3) Families with ties to Africa and Asia
This category might be the hardest of the bunch and mainly because many of the records are held at a local level. Each country’s history may influence what genealogy may look like at the local level. A lot of countries used oral history to pass on genealogies and were not used to track people like Europeans. For many countries it wasn't until the arrival of the European peoples like the English, Dutch, or Portuguese that they started formally keeping records. For example, colonized African countries might only have physical records once they colonized. China on the other hand lost many family pedigrees during the Great Leap Forward, while Japan relies on a koseki (戸籍) or ‘family registry’ in order to keep track of families and can be held and accessed in ancestral towns. Though the leg work with African and Asian countries might be greater, methods such as oral histories may help highlight genealogies and ancestors where government records cannot.

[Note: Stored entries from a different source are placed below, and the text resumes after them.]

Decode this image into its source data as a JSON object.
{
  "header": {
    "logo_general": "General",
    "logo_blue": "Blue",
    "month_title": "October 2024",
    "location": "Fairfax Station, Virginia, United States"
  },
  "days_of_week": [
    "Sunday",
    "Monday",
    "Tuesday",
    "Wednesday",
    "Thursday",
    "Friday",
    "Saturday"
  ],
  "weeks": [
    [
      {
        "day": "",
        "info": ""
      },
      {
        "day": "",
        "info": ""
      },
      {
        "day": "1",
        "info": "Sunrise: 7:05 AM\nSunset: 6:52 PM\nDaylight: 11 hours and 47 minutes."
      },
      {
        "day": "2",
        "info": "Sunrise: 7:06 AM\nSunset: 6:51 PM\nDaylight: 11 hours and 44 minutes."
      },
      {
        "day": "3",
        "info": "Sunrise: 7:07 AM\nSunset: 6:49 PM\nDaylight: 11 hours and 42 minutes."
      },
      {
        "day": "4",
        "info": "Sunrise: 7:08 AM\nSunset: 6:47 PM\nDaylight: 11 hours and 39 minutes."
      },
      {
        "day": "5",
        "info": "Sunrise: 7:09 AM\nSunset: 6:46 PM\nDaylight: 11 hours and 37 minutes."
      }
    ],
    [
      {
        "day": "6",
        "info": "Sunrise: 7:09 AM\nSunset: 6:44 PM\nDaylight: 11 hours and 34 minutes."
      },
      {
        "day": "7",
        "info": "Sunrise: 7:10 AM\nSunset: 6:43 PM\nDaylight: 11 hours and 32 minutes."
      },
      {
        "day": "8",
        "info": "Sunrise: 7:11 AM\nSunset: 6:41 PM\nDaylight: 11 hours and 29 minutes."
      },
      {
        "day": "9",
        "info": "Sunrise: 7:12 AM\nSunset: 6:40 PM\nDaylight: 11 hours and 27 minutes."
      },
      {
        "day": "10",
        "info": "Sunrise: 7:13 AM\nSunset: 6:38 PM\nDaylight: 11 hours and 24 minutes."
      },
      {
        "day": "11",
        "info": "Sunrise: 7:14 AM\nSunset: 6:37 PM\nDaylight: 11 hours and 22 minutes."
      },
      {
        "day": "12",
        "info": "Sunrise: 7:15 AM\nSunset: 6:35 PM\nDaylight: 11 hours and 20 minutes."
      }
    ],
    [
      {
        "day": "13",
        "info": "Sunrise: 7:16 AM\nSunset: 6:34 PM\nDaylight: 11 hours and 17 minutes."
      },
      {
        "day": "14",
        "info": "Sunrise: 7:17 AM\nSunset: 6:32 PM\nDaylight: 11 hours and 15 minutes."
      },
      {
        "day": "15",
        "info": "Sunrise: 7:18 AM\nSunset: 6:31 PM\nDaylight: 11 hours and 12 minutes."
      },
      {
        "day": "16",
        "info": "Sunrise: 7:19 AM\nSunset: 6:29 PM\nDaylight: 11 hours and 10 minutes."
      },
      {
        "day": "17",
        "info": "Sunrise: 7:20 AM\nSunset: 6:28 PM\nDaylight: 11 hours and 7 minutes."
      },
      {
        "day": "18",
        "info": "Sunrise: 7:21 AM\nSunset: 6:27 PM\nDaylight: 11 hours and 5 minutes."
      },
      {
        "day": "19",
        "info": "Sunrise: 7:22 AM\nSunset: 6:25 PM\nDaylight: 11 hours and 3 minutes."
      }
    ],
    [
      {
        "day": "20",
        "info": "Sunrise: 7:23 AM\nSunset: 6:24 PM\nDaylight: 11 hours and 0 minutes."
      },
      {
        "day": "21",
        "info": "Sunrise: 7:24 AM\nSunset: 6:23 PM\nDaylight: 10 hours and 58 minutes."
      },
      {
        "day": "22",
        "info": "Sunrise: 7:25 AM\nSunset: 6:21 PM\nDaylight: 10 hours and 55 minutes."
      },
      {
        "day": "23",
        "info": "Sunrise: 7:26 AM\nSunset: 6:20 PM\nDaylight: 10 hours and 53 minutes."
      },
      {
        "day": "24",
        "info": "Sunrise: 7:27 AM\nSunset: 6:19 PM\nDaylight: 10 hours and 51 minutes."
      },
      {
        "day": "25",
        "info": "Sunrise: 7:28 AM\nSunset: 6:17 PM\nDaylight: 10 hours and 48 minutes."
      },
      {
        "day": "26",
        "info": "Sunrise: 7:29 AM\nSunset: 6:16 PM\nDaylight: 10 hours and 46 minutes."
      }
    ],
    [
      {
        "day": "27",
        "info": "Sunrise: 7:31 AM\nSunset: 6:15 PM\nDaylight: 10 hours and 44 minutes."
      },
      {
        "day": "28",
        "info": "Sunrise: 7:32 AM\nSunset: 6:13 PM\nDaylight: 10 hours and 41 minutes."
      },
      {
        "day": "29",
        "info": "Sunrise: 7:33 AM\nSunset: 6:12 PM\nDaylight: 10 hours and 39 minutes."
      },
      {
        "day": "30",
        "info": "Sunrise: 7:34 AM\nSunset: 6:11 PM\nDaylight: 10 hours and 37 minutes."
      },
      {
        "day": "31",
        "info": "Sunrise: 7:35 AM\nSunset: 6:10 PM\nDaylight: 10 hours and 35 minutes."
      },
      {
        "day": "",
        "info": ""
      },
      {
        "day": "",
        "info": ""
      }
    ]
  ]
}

Truly, genealogy has been an infectious and very rewarding hobby. It has taken me to the mountain towns and coasts of Puerto Rico and to the small town of Sóller on the Balearic island of Mallorca. It has taught me to recognize the determination of my Indigenous and African ancestors and acknowledge the uncertainty my European ancestors faced when arriving in the New World. Genealogy has taught me to embrace new aspects of my identity like learning that I had creole ancestors from Martinique and Guadeloupe and what it means to be “Puerto Rican."
I am hoping that this elective will turn into a hobby, whether now or later in life, where each student is able to find a similar and rewarding passion following their own path to their ancestors and the stories of those that contributed to their present-day selves.